On Tue, 14 Sep 2004 20:31:11 -0700, Mark Williamson node.ue@gmail.com wrote: <snip>
I propose to store all text in Traditional but convert it to Simplified (perhaps with some sort of caching so articles do not have to be re-generated each time) because TC>SC conversion is less ambiguous than SC>TC conversion. If somebody adds text to an article but they are typing in SC, it will be converted to TC when it adds it to the database. In the edit window even though, text will appear as whichever domain you are at. Titles of articles should be converted too. If a mistake is made in conversion when a Simplified text is added to the database, eventually somebody browsing at http://zh-tw.wikipedia.org/ will notice this error and hopefully fix it. In the mean time this error won't cause any problems on zh-cn because it will convert back the same way.
This is more or less the concept I was mulling over as a very general solution, but I realised that it does have a big disadvantage: naive users 'correcting' the translation may simply shift the error into the opposite version. Or, more specifically, there is no way of distinguishing a translational correction from a factual one. For example:
Say you have a database in English, but with automated conversion to a dialect, we'll call it Blinglish. The English database contains the text "...while eating an apple...", and this is viewed by a Blinglish user. They replace the word 'apple' (in the Blinglish version) with 'orange'. The software now has no way of knowing whether the use is saying that 'orange' is the Blinglish word for 'apple', or whether the Blinglish user is correcting a fact, and the English version should be updated to say 'orange'.
Obviously, the translation corrections *should* be labelled using special markup, but the majority of users find special markup very hard to learn, and huge numbers of users pass through who have no idea how to use such things. In order to encourage them to return and contribute more, we need to not only make the system work *despite* them, but to actively fit them into it.
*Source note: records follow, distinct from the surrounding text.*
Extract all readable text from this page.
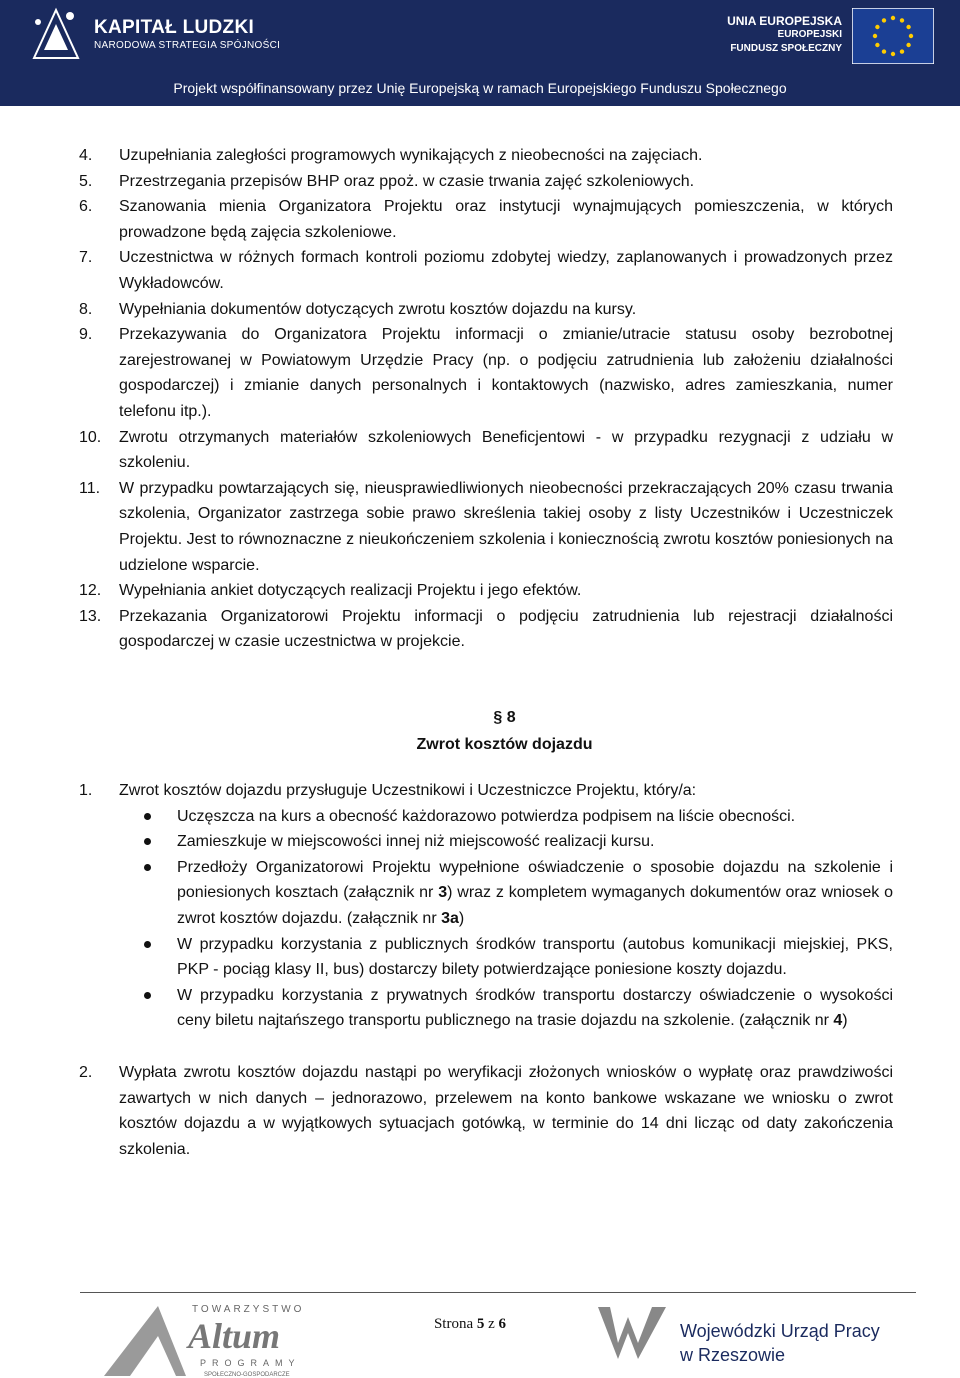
KAPITAŁ LUDZKI
NARODOWA STRATEGIA SPÓJNOŚCI
UNIA EUROPEJSKA
EUROPEJSKI
FUNDUSZ SPOŁECZNY
Projekt współfinansowany przez Unię Europejską w ramach Europejskiego Funduszu Społecznego
4.	Uzupełniania zaległości programowych wynikających z nieobecności na zajęciach.
5.	Przestrzegania przepisów BHP oraz ppoż. w czasie trwania zajęć szkoleniowych.
6.	Szanowania mienia Organizatora Projektu oraz instytucji wynajmujących pomieszczenia, w których prowadzone będą zajęcia szkoleniowe.
7.	Uczestnictwa w różnych formach kontroli poziomu zdobytej wiedzy, zaplanowanych i prowadzonych przez Wykładowców.
8.	Wypełniania dokumentów dotyczących zwrotu kosztów dojazdu na kursy.
9.	Przekazywania do Organizatora Projektu informacji o zmianie/utracie statusu osoby bezrobotnej zarejestrowanej w Powiatowym Urzędzie Pracy (np. o podjęciu zatrudnienia lub założeniu działalności gospodarczej) i zmianie danych personalnych i kontaktowych (nazwisko, adres zamieszkania, numer telefonu itp.).
10.	Zwrotu otrzymanych materiałów szkoleniowych Beneficjentowi - w przypadku rezygnacji z udziału w szkoleniu.
11.	W przypadku powtarzających się, nieusprawiedliwionych nieobecności przekraczających 20% czasu trwania szkolenia, Organizator zastrzega sobie prawo skreślenia takiej osoby z listy Uczestników i Uczestniczek Projektu. Jest to równoznaczne z nieukończeniem szkolenia i koniecznością zwrotu kosztów poniesionych na udzielone wsparcie.
12.	Wypełniania ankiet dotyczących realizacji Projektu i jego efektów.
13.	Przekazania Organizatorowi Projektu informacji o podjęciu zatrudnienia lub rejestracji działalności gospodarczej w czasie uczestnictwa w projekcie.
§ 8
Zwrot kosztów dojazdu
1.	Zwrot kosztów dojazdu przysługuje Uczestnikowi i Uczestniczce Projektu, który/a:
Uczęszcza na kurs a obecność każdorazowo potwierdza podpisem na liście obecności.
Zamieszkuje w miejscowości innej niż miejscowość realizacji kursu.
Przedłoży Organizatorowi Projektu wypełnione oświadczenie o sposobie dojazdu na szkolenie i poniesionych kosztach (załącznik nr 3) wraz z kompletem wymaganych dokumentów oraz wniosek o zwrot kosztów dojazdu. (załącznik nr 3a)
W przypadku korzystania z publicznych środków transportu (autobus komunikacji miejskiej, PKS, PKP - pociąg klasy II, bus) dostarczy bilety potwierdzające poniesione koszty dojazdu.
W przypadku korzystania z prywatnych środków transportu dostarczy oświadczenie o wysokości ceny biletu najtańszego transportu publicznego na trasie dojazdu na szkolenie. (załącznik nr 4)
2.	Wypłata zwrotu kosztów dojazdu nastąpi po weryfikacji złożonych wniosków o wypłatę oraz prawdziwości zawartych w nich danych – jednorazowo, przelewem na konto bankowe wskazane we wniosku o zwrot kosztów dojazdu a w wyjątkowych sytuacjach gotówką, w terminie do 14 dni licząc od daty zakończenia szkolenia.
TOWARZYSTWO
Altum
PROGRAMY
SPOŁECZNO-GOSPODARCZE
Strona 5 z 6	Wojewódzki Urząd Pracy
w Rzeszowie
If, to continue my example, we translate 'orange' back to English, when it is in fact supposed to be an idiomatic translation, another user may come along on the English site and correct it back to 'apple'. The Blinglish version will then be in its original state, and the cycle will continue until a more experienced user spots the ambiguity and marks it up appropriately. A waste of everyone's time, and a definite turn-off for the casual users whose changes keep disappearing.
If we can rely on a majority of the users understanding more than one of the languages involved, we could more-or-less avoid this by providing some obvious mechanism for saying "this change is because of a translation issue", that even technophobes can use. But anyone that only understands one version will not know themselves whether it is a translation issue - only that it is, within the version they are looking at, a mistake...